La farsa del poder popular

“El poder por naturaleza no es popular, conocido por muchos pero ejercido por pocos, porque donde todos mandan nadie obedece”

Desde la llegada de Hugo Chávez al poder, el líder de la revolución socialista manifestó la necesidad de cambiar las instituciones políticas existentes en aquel momento, y dirigió innumerables esfuerzos para transformar dichas instituciones debido a que esas modificaciones eran necesarias para cambiar la forma de Estado y de Gobierno, y así convertir a la República en un Estado Socialista.

La participación ciudadana era una de esas instituciones que el proyecto socialista le interesaba y necesitaba cambiar, por el hecho de ser una institución neurálgica del sistema político venezolano.

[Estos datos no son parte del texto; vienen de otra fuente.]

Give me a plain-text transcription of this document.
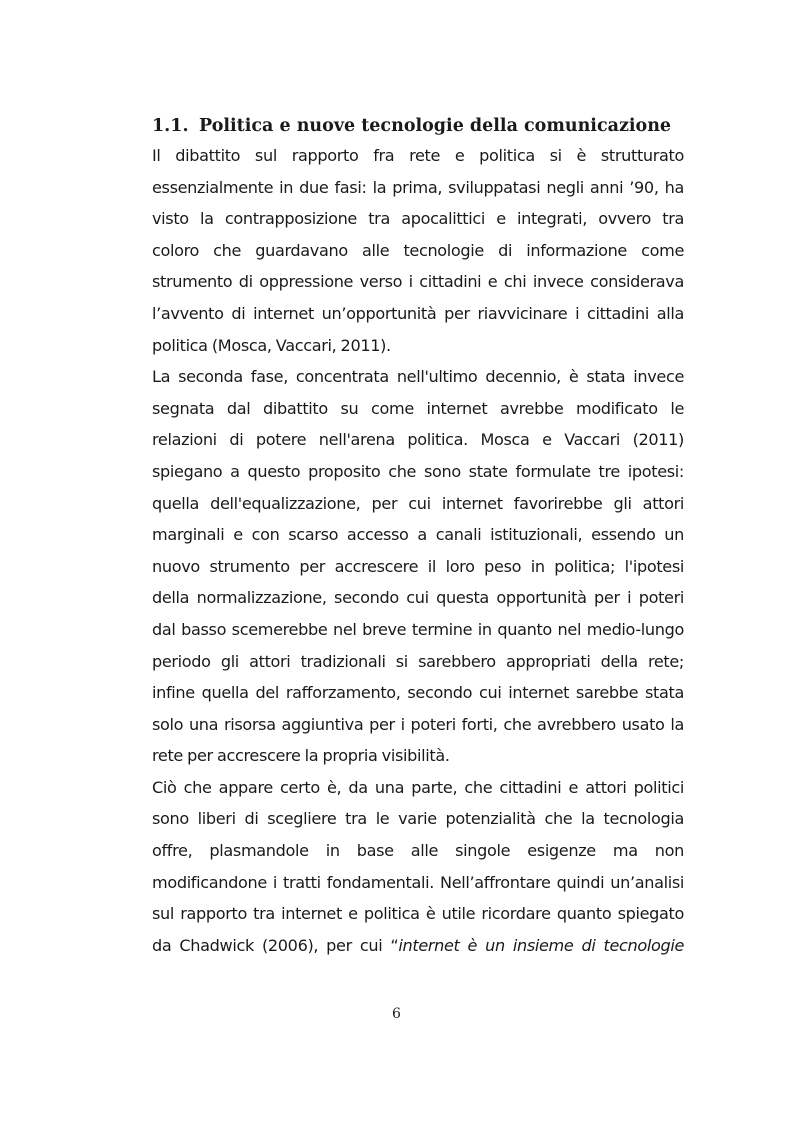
1.1. Politica e nuove tecnologie della comunicazione
Il dibattito sul rapporto fra rete e politica si è strutturato
essenzialmente in due fasi: la prima, sviluppatasi negli anni ’90, ha
visto la contrapposizione tra apocalittici e integrati, ovvero tra
coloro che guardavano alle tecnologie di informazione come
strumento di oppressione verso i cittadini e chi invece considerava
l’avvento di internet un’opportunità per riavvicinare i cittadini alla
politica (Mosca, Vaccari, 2011).
La seconda fase, concentrata nell'ultimo decennio, è stata invece
segnata dal dibattito su come internet avrebbe modificato le
relazioni di potere nell'arena politica. Mosca e Vaccari (2011)
spiegano a questo proposito che sono state formulate tre ipotesi:
quella dell'equalizzazione, per cui internet favorirebbe gli attori
marginali e con scarso accesso a canali istituzionali, essendo un
nuovo strumento per accrescere il loro peso in politica; l'ipotesi
della normalizzazione, secondo cui questa opportunità per i poteri
dal basso scemerebbe nel breve termine in quanto nel medio-lungo
periodo gli attori tradizionali si sarebbero appropriati della rete;
infine quella del rafforzamento, secondo cui internet sarebbe stata
solo una risorsa aggiuntiva per i poteri forti, che avrebbero usato la
rete per accrescere la propria visibilità.
Ciò che appare certo è, da una parte, che cittadini e attori politici
sono liberi di scegliere tra le varie potenzialità che la tecnologia
offre, plasmandole in base alle singole esigenze ma non
modificandone i tratti fondamentali. Nell’affrontare quindi un’analisi
sul rapporto tra internet e politica è utile ricordare quanto spiegato
da Chadwick (2006), per cui “internet è un insieme di tecnologie
6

Para aquel momento, el ejercicio del sufragio activo, es decir, el derecho a elegir a los gobernantes se caracterizaba por ser representativo, y para el nuevo proyecto la representación era una aberración.

Esto se debe a que según el discurso de Chávez, el representado, “el pueblo soberano” dejaba de participar al momento de elegir a sus gobernantes, ya que los representantes no los involucraban en la toma de las decisiones políticas. Esta dinámica era un gran problema por lo que la representación debía ser sustituida por la “participación protagónica” a través de una solución mágica y utópica… el gran “poder popular”.

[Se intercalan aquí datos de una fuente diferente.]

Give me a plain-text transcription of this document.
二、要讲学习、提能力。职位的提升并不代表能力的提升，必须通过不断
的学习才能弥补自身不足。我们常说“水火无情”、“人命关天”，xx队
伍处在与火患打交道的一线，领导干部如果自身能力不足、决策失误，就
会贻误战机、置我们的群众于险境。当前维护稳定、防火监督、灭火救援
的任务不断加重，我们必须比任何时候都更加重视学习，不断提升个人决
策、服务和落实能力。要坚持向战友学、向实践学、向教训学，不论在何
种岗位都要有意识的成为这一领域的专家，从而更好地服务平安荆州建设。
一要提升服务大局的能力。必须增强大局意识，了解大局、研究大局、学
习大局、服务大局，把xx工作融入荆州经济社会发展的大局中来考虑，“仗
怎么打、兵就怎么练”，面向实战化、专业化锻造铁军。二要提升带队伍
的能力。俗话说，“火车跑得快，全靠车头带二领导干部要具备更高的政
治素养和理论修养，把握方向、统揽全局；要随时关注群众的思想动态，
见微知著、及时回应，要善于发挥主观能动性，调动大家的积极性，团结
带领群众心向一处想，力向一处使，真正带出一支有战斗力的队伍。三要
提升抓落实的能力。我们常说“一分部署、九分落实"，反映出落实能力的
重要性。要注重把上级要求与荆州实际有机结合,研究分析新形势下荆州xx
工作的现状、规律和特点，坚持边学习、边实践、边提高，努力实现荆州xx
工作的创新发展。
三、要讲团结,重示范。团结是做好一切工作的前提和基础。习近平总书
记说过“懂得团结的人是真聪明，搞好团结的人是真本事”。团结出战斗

En la actualidad, dentro de las filas del partido socialista el principio de poder popular hace un llamado a la participación masiva, crea en los militantes y sobre todo en la base del partido la ilusión de ser decisores, y las acciones a seguir resultan ser incuestionables. En otras palabras, en el PSUV la idea de poder popular es la gasolina que enciende la maquinaria, que la hace obediente y pasiva.

La farsa continúa y por tal motivo, una estrategia propagandística llamativa de la última campaña presidencial (Mayo 2018) por parte de la tolda roja fue la utilización de la banda presidencial en distintos militantes y aficionados del PSUV. He ahí de forma simbólica uno de los principios básicos de la “Revolución Bolivariana”… El poder popular, falacia eterna de los socialistas y populistas, pues el poder por naturaleza no es popular, conocido por muchos pero ejercido por pocos, porque donde todos mandan nadie obedece, pero no nos desviemos y continuemos bajo esta premisa, y sus intenciones.

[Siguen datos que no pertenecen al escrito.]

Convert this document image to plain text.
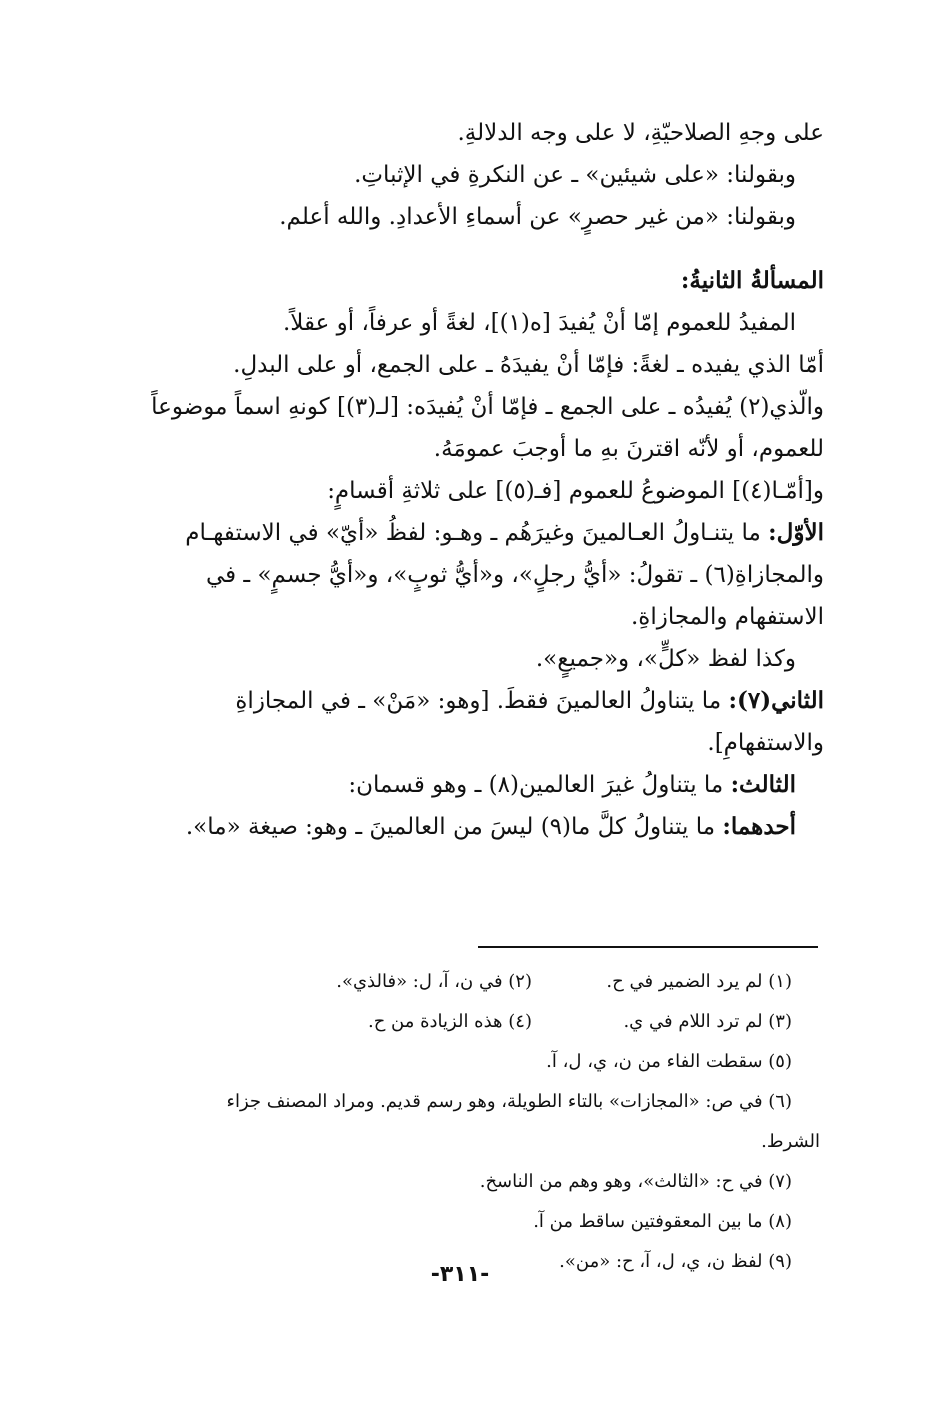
على وجهِ الصلاحيّةِ، لا على وجه الدلالةِ.

وبقولنا: «على شيئين» ـ عن النكرةِ في الإثباتِ.

وبقولنا: «من غير حصرٍ» عن أسماءِ الأعدادِ. والله أعلم.

المسألةُ الثانيةُ:

المفيدُ للعموم إمّا أنْ يُفيدَ [ه(١)]، لغةً أو عرفاً، أو عقلاً.

أمّا الذي يفيده ـ لغةً: فإمّا أنْ يفيدَهُ ـ على الجمع، أو على البدلِ.

والّذي(٢) يُفيدُه ـ على الجمع ـ فإمّا أنْ يُفيدَه: [لـ(٣)] كونهِ اسماً موضوعاً للعموم، أو لأنّه اقترنَ بهِ ما أوجبَ عمومَهُ.

و[أمّـا(٤)] الموضوعُ للعموم [فـ(٥)] على ثلاثةِ أقسامٍ:

الأوّل: ما يتنـاولُ العـالمينَ وغيرَهُم ـ وهـو: لفظُ «أيّ» في الاستفهـام والمجازاةِ(٦) ـ تقولُ: «أيُّ رجلٍ»، و«أيُّ ثوبٍ»، و«أيُّ جسمٍ» ـ في الاستفهام والمجازاةِ.

وكذا لفظ «كلٍّ»، و«جميعٍ».

الثاني(٧): ما يتناولُ العالمينَ فقطَ. [وهو: «مَنْ» ـ في المجازاةِ والاستفهامِ].

الثالث: ما يتناولُ غيرَ العالمين(٨) ـ وهو قسمان:

أحدهما: ما يتناولُ كلَّ ما(٩) ليسَ من العالمينَ ـ وهو: صيغة «ما».

(١) لم يرد الضمير في ح.
(٢) في ن، آ، ل: «فالذي».
(٣) لم ترد اللام في ي.
(٤) هذه الزيادة من ح.
(٥) سقطت الفاء من ن، ي، ل، آ.
(٦) في ص: «المجازات» بالتاء الطويلة، وهو رسم قديم. ومراد المصنف جزاء
الشرط.
(٧) في ح: «الثالث»، وهو وهم من الناسخ.
(٨) ما بين المعقوفتين ساقط من آ.
(٩) لفظ ن، ي، ل، آ، ح: «من».
-٣١١-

Dicha premisa busca la homogeneidad de la identidad del poder, porque sí yo solo tengo el poder seguramente solo me tocará defenderlo, pero si soy parte del poder, o por lo menos estoy convencido de que eso es así, ayudo a defenderlo. Ejemplo de ello es el lema de la campaña presidencial de 2012; “¡Chávez es Pueblo! ¡Chávez somos millones, tú también eres Chávez!”, y el más reciente “Juntos todo es posible”. Para muchos venezolanos la esperanza es lo último que se pierde, pero para el PSUV lo último que se debe perder es la cohesión del partido, porque con ella se habrá perdido todo.

El hecho de que la estrategia propagandística de la campaña presidencial de 2018 esté ligada a un principio fundamental de la ideología psuvista, le da continuidad y le permite mayor orquestación, por eso es que el 10 de enero del 2019 varias avenidas de la ciudad de Caracas amanecieron repletas de afiches con la banda presidencial que dicen #YoSoyPresidente, pero sin Nicolás Maduro. El mismo día la etiqueta fue posicionada a nivel nacional gracias a los laboratorios mediáticos y la poca pero fiel maquinaria que queda. En definitiva, más allá de defender la permanencia de Maduro, se trata de garantizar la continuidad del comunismo en el poder y seguir manteniendo la gran farsa del poder popular.